American Made is an intriguing story based on fact that pulls out many of the bells and whistles of the signature style of dark comedy nearly perfected, in my opinion, by the aforementioned director of 2001’s Ocean’s Eleven and this year’s Logan Lucky. Cruise plays Barry Seal, a Transworld Airlines pilot dissatisfied with the simple living he leads with his wife, Lucy, (Sarah Wright) and their children. In 1978, a CIA agent known to him as Schafer (Domnhall Gleeson) recruits him to fly over South America and take aerial photographs to monitor any possible drug activity.

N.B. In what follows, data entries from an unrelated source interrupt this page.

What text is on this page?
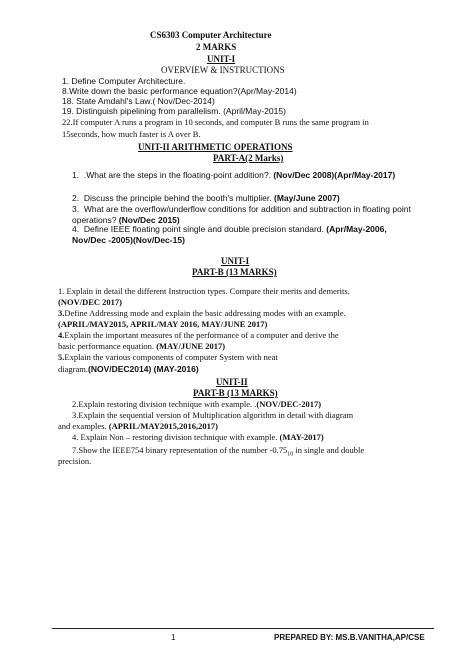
CS6303 Computer Architecture
2 MARKS
UNIT-I
OVERVIEW & INSTRUCTIONS
1. Define Computer Architecture.
8.Write down the basic performance equation?(Apr/May-2014)
18. State Amdahl's Law.( Nov/Dec-2014)
19. Distinguish pipelining from parallelism. (April/May-2015)
22.If computer A runs a program in 10 seconds, and computer B runs the same program in
15seconds, how much faster is A over B.
UNIT-II ARITHMETIC OPERATIONS
PART-A(2 Marks)
1. .What are the steps in the floating-point addition?. (Nov/Dec 2008)(Apr/May-2017)
2. Discuss the principle behind the booth's multiplier. (May/June 2007)
3. What are the overflow/underflow conditions for addition and subtraction in floating point operations? (Nov/Dec 2015)
4. Define IEEE floating point single and double precision standard. (Apr/May-2006, Nov/Dec -2005)(Nov/Dec-15)
UNIT-I
PART-B (13 MARKS)
1. Explain in detail the different Instruction types. Compare their merits and demerits.
(NOV/DEC 2017)
3.Define Addressing mode and explain the basic addressing modes with an example.
(APRIL/MAY2015, APRIL/MAY 2016, MAY/JUNE 2017)
4.Explain the important measures of the performance of a computer and derive the
basic performance equation. (MAY/JUNE 2017)
5.Explain the various components of computer System with neat
diagram.(NOV/DEC2014) (MAY-2016)
UNIT-II
PART-B (13 MARKS)
2.Explain restoring division technique with example. .(NOV/DEC-2017)
3.Explain the sequential version of Multiplication algorithm in detail with diagram
and examples. (APRIL/MAY2015,2016,2017)
4. Explain Non – restoring division technique with example. (MAY-2017)
7.Show the IEEE754 binary representation of the number $-0.75_{10}$ in single and double
precision.
1	PREPARED BY: MS.B.VANITHA,AP/CSE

Seal loves the work and the money and excitement that comes with it, but he wants more of both. By 1980, he is caught by the Medellin Cartel (headed by Jorge Ochoa, Carlos Ledher, and the infamous Pablo Escobar) who, instead of killing him, decide to use him to smuggle their product into the States, which he agrees to do. By working with both the CIA and the Medellin Cartel, Seal grows richer and richer, putting his life further and further in danger.

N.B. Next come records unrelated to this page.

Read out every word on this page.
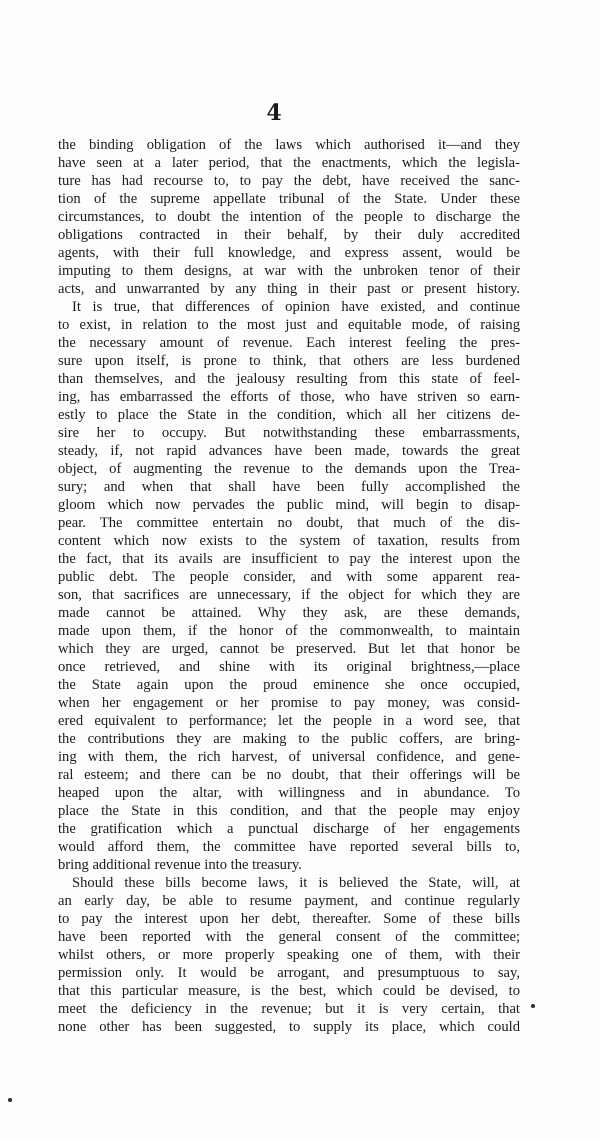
4
the binding obligation of the laws which authorised it—and they
have seen at a later period, that the enactments, which the legisla-
ture has had recourse to, to pay the debt, have received the sanc-
tion of the supreme appellate tribunal of the State. Under these
circumstances, to doubt the intention of the people to discharge the
obligations contracted in their behalf, by their duly accredited
agents, with their full knowledge, and express assent, would be
imputing to them designs, at war with the unbroken tenor of their
acts, and unwarranted by any thing in their past or present history.
It is true, that differences of opinion have existed, and continue
to exist, in relation to the most just and equitable mode, of raising
the necessary amount of revenue. Each interest feeling the pres-
sure upon itself, is prone to think, that others are less burdened
than themselves, and the jealousy resulting from this state of feel-
ing, has embarrassed the efforts of those, who have striven so earn-
estly to place the State in the condition, which all her citizens de-
sire her to occupy. But notwithstanding these embarrassments,
steady, if, not rapid advances have been made, towards the great
object, of augmenting the revenue to the demands upon the Trea-
sury; and when that shall have been fully accomplished the
gloom which now pervades the public mind, will begin to disap-
pear. The committee entertain no doubt, that much of the dis-
content which now exists to the system of taxation, results from
the fact, that its avails are insufficient to pay the interest upon the
public debt. The people consider, and with some apparent rea-
son, that sacrifices are unnecessary, if the object for which they are
made cannot be attained. Why they ask, are these demands,
made upon them, if the honor of the commonwealth, to maintain
which they are urged, cannot be preserved. But let that honor be
once retrieved, and shine with its original brightness,—place
the State again upon the proud eminence she once occupied,
when her engagement or her promise to pay money, was consid-
ered equivalent to performance; let the people in a word see, that
the contributions they are making to the public coffers, are bring-
ing with them, the rich harvest, of universal confidence, and gene-
ral esteem; and there can be no doubt, that their offerings will be
heaped upon the altar, with willingness and in abundance. To
place the State in this condition, and that the people may enjoy
the gratification which a punctual discharge of her engagements
would afford them, the committee have reported several bills to,
bring additional revenue into the treasury.
Should these bills become laws, it is believed the State, will, at
an early day, be able to resume payment, and continue regularly
to pay the interest upon her debt, thereafter. Some of these bills
have been reported with the general consent of the committee;
whilst others, or more properly speaking one of them, with their
permission only. It would be arrogant, and presumptuous to say,
that this particular measure, is the best, which could be devised, to
meet the deficiency in the revenue; but it is very certain, that
none other has been suggested, to supply its place, which could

The film’s greatest strengths (clever visual cues that effectively heighten the subject matter, a time capsule’s worth of vintage stock footage, 80’s style cinematography and turning tragedy into laughs) also prove to be a weakness in my opinion. As much as there is to admire about the style Limon brings to this already wholly entertaining story, it is difficult for me to get past how similar it is to the work of Soderbergh, but if Soderbergh wanted to parody his own work. Limon over-directs a few scenes too many. Things get really uncomfortable when he begins to frame nearly every shot of a single character zoomed in very closely to their face into a corner of the frame and tilted at an uneven angle. This is a choice that has often amused me in the past, but in moderation.
Despite all of this, the film’s weakest element for me, unfortunately, is its star. Cruise, an actor whom I do respect for his craft (see Collateral, for instance), is miscast as Seal. Throughout the film, he becomes a stronger antagonist than protagonist, not just due to how Cruise handles the role, but also his increasingly slimy motivations. However, that is easily forgiven when compared to Cruise’s constant struggle to maintain a Southern accent. Watching him fall in and out of the accent throughout the entire film grows unbearable.
This all sounds like a negative review, and admittedly I am partial to this film quite a bit. But, once the gorgeously designed ending credits roll, it is easy to look back on the truly great moments this film has and forget what hurts its potential. It may be uneven and its A-list star does not quite fit the lead role, but it succeeds as some good, old fashioned entertainment.